Dissecting the Numbers for Netflix, Inc. (NFLX) and Charter Communications, Inc. (CHTR)

Netflix, Inc. (NASDAQ:NFLX) shares are up more than 63.72% this year and recently increased 1.60% or $3.19 to settle at $202.68. Charter Communications, Inc. (NASDAQ:CHTR), on the other hand, is up 25.94% year to date as of 10/16/2017. It currently trades at $362.60 and has returned -0.94% during the past week.

Netflix, Inc. (NASDAQ:NFLX) and Charter Communications, Inc. (NASDAQ:CHTR) are the two most active stocks in the CATV Systems industry based on today’s trading volumes. To determine if one is a better investment than the other, we will compare the two companies’ growth, profitability, risk, return, and valuation characteristics, as well as their analyst ratings and sentiment signals.


The ability to grow earnings at a compound rate over time is a crucial determinant of investment value. Analysts expect NFLX to grow earnings at a 77.50% annual rate over the next 5 years. Comparatively, CHTR is expected to grow at a 25.40% annual rate. All else equal, NFLX’s higher growth rate would imply a greater potential for capital appreciation.

Profitability and Returns

Growth doesn’t mean much if it comes at the cost of weak profitability. To adjust for differences in capital structure we’ll use EBITDA margin and Return on Investment (ROI) as measures of profitability and return. , compared to an EBITDA margin of 30.83% for Charter Communications, Inc. (CHTR). NFLX’s ROI is 5.00% while CHTR has a ROI of 6.10%. The interpretation is that CHTR’s business generates a higher return on investment than NFLX’s.

Cash Flow 

The value of a stock is simply the present value of its future free cash flows. On a percent-of-sales basis, NFLX’s free cash flow was -6.55% while CHTR converted 0% of its revenues into cash flow. This means that, for a given level of sales, CHTR is able to generate more free cash flow for investors.

Liquidity and Financial Risk

Liquidity and leverage ratios measure a company’s ability to meet short-term obligations and longer-term debts. NFLX has a current ratio of 1.30 compared to 0.30 for CHTR. This means that NFLX can more easily cover its most immediate liabilities over the next twelve months. NFLX’s debt-to-equity ratio is 1.55 versus a D/E of 1.73 for CHTR. CHTR is therefore the more solvent of the two companies, and has lower financial risk.
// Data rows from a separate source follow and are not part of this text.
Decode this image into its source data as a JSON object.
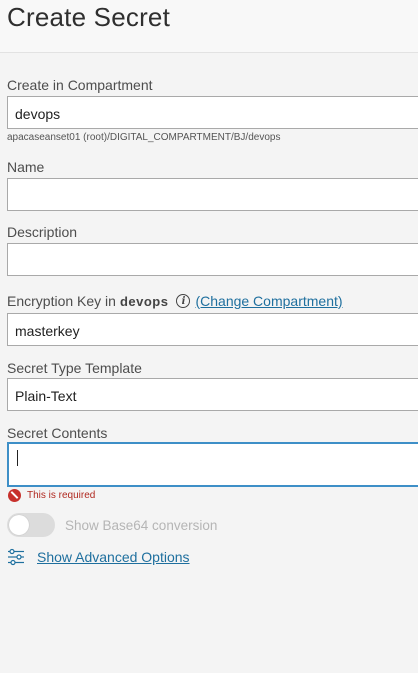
{
  "header": {
    "title": "Create Secret"
  },
  "compartment": {
    "label": "Create in Compartment",
    "value": "devops",
    "path_hint": "apacaseanset01 (root)/DIGITAL_COMPARTMENT/BJ/devops"
  },
  "name": {
    "label": "Name",
    "value": ""
  },
  "description": {
    "label": "Description",
    "value": ""
  },
  "encryption": {
    "label_prefix": "Encryption Key in",
    "compartment": "devops",
    "change_link": "(Change Compartment)",
    "value": "masterkey"
  },
  "secret_type": {
    "label": "Secret Type Template",
    "value": "Plain-Text"
  },
  "secret_contents": {
    "label": "Secret Contents",
    "value": "",
    "error": "This is required"
  },
  "base64_toggle": {
    "label": "Show Base64 conversion",
    "enabled": false
  },
  "advanced": {
    "link": "Show Advanced Options"
  },
  "colors": {
    "link": "#1e6f9e",
    "focus_border": "#3e8fc7",
    "error": "#c7312c"
  }
}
NFLX trades at a forward P/E of 95.38, a P/B of 28.11, and a P/S of 8.58, compared to a forward P/E of 48.70, a P/B of 2.61, and a P/S of 2.53 for CHTR. NFLX is the expensive of the two stocks on an earnings, book value and sales basis. Given that earnings are what matter most to investors, analysts tend to place a greater weight on the P/E.

Analyst Price Targets and Opinions

A cheap stock isn’t a good investment if the stock is priced accurately. To get a sense of “value” we must compare the current price to some measure of intrinsic value such as a price target. NFLX is currently priced at a 4.02% to its one-year price target of 194.84. Risk and Volatility

No discussion on value is complete without taking into account risk. Analysts use a stock’s beta, which measures the volatility of a stock compared to the overall market, to measure systematic risk. A stock with a beta above 1 is more volatile than the market. Conversely, a beta below 1 implies a below average level of risk. NFLX has a beta of 1.40 and CHTR’s beta is 1.12. CHTR’s shares are therefore the less volatile of the two stocks.

Insider Activity and Investor Sentiment

Comparing the number of shares sold short to the float is a method analysts often use to get a reading on investor sentiment. NFLX has a short ratio of 3.58 compared to a short interest of 3.56 for CHTR. This implies that the market is currently less bearish on the outlook for CHTR.


Charter Communications, Inc. (NASDAQ:CHTR) beats Netflix, Inc. (NASDAQ:NFLX) on a total of 10 of the 13 factors compared between the two stocks. CHTR is growing fastly, generates a higher return on investment, has higher cash flow per share and has a higher cash conversion rate. In terms of valuation, CHTR is the cheaper of the two stocks on an earnings, book value and sales basis, Finally, CHTR has better sentiment signals based on short interest.